Tangled Up: The Politics of Natural Hair


Time for some R and R with London fashionistas Rohmarra Kerr and Rose Othell. The dynamic duo are a team of self taught artists/stylists whose sensational debut will be at this year's London Fashion Week. We caught up with them before the big run for ice cream, and talked about the politics of natural hair.

Rohmarra, you’ve been working really hard on your hair styling business. Where does the inspiration for your hairstyles come from?

Rohmarra: Mainly traditional African and Caribbean styling. I come from a very traditional Caribbean family where there is an emphasis on having your hair natural – no relaxers, perms, or anything like that.

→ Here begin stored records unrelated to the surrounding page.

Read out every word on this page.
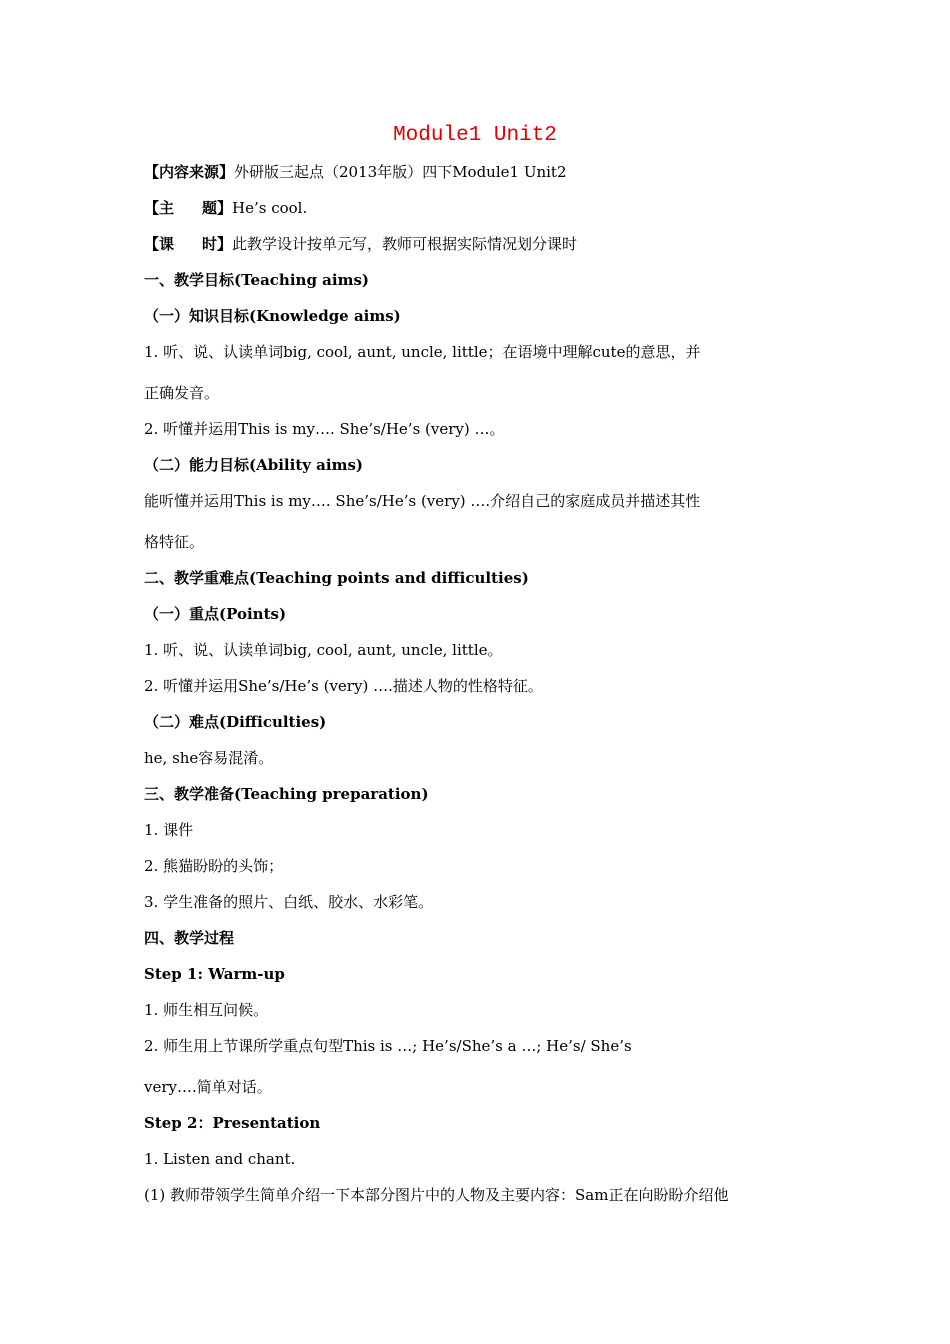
Module1 Unit2
【内容来源】外研版三起点（2013年版）四下Module1 Unit2
【主 题】He’s cool.
【课 时】此教学设计按单元写，教师可根据实际情况划分课时
一、教学目标(Teaching aims)
（一）知识目标(Knowledge aims)
1. 听、说、认读单词big, cool, aunt, uncle, little；在语境中理解cute的意思，并
正确发音。
2. 听懂并运用This is my…. She’s/He’s (very) …。
（二）能力目标(Ability aims)
能听懂并运用This is my…. She’s/He’s (very) ….介绍自己的家庭成员并描述其性
格特征。
二、教学重难点(Teaching points and difficulties)
（一）重点(Points)
1. 听、说、认读单词big, cool, aunt, uncle, little。
2. 听懂并运用She’s/He’s (very) ….描述人物的性格特征。
（二）难点(Difficulties)
he, she容易混淆。
三、教学准备(Teaching preparation)
1. 课件
2. 熊猫盼盼的头饰；
3. 学生准备的照片、白纸、胶水、水彩笔。
四、教学过程
Step 1: Warm-up
1. 师生相互问候。
2. 师生用上节课所学重点句型This is …; He’s/She’s a …; He’s/ She’s
very….简单对话。
Step 2：Presentation
1. Listen and chant.
(1) 教师带领学生简单介绍一下本部分图片中的人物及主要内容：Sam正在向盼盼介绍他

I grew up in London and the mix of all the different styles and fashion is definitely a big influence too.

What tools do you use? What can’t you live without?

Rohmarra: Wow, that's tricky! I'd say it's definitely my rat-tail comb! It’s always chilling in my hair. Oh, and my titanium ionic blow-dryer for super sleek straightening. Bobby pins for on the go and my slicking brush for high ponytails.

Rose, what do you try to capture in your shots?

Rose: I know it sounds contradictory as photography is a still medium but I try to capture people’s movement. It’s quite difficult, but when you get it right, it looks amazing on film. I went to India in July and that had a really big influence on my artistry – I try to capture the culture and everyday lives of people I photograph while making them unique and individual.

Girls, what are your Holy Grail (HG) products and why?

Rohmarra: For sure, it’s the Keracare Edge Tamer. I use it on all different racial hair textures to create sleek, modern styles.

Rose: Coconut oil and shea butter. 100% natural and keeps my hair moisturised. My hair texture tends to get quite dry and these keep it nice and healthy.

Your work heavily features women of colour. Do you think that representation is at the core of your work?

Rohmarra: I definitely agree with that. I’ve tried to create something where black hairstyles are just seen as normal – making them more available is key to that. Some clients I get with coarser hair apologise for their hair texture, which is really sad! Nobody’s hair is “bad” or “difficult” to manage. Misinformation on Afro hair has led to many black women mistreating their hair, mainly because they haven’t been taught how to properly look after it. Every hair texture is beautiful when its healthy! I would encourage all women (and men!) with curly hair to identify their curl type – just do an online search for some images – then you can see what works for you!

Do you think that more black women are embracing their natural hair textures?

Rohmarra: For sure. Scientific and salon knowledge of Afro-Caribbean hair is expanding and becoming more common, so more black women feel comfortable getting their hair done in salons that aren’t run by their friends or family. Lots of salons are even given awards for their services to Afro-Caribbean hair!

Rose: Social media is also a huge part of raising awareness on different hair textures. Instagram and Tumblr are places where people can search for unique styles and talk about what works for them. It’s where I started!

Speaking of Instagram, there has been a lot of discussion in the media on whether people who aren’t of African descent can wear traditional hairstyles – like dreadlocks - and then the subsequent appropriation of them. Take “Kim Kardashian” braids, which have been dubbed so in exchange for their actual name of “cornrows”. Do you think that hair should be styled freely or that some styles should be worn with a deeper cultural understanding of their cultural significance?

Rohmarra: Most definitely. People still need to know what the styles mean to black people, and should be prepared to explain why they have such hairstyles. Like you said, the Kardashians literally threw the term “cornrows” in the bin and renamed them after themselves! It’s a shame - they have this huge platform and could have used it to promote black hairstyles, but they literally just performed textbook cultural appropriation.

I get it – theses styles are on trend right now. People are going to style their hair regardless, but they should at least be calling the styles the right names! I have no problem with freedom of expression and style, but you really should know where the style comes from and what it means, rather than just adopting it as your own, “unique” look. Hopefully this revival of black hair styles will mean that people will visit their local African hairdressers and support their local black economy! You know, hating on “Sarah” because she got some nice box braids in is a bit harsh. If she knows the history behind the style and where it comes from, then she can most definitely get excited about it and rock some box braids if she wants to. Sometimes I think the problem isn’t the people getting the styles - it’s just the misinformation in the media.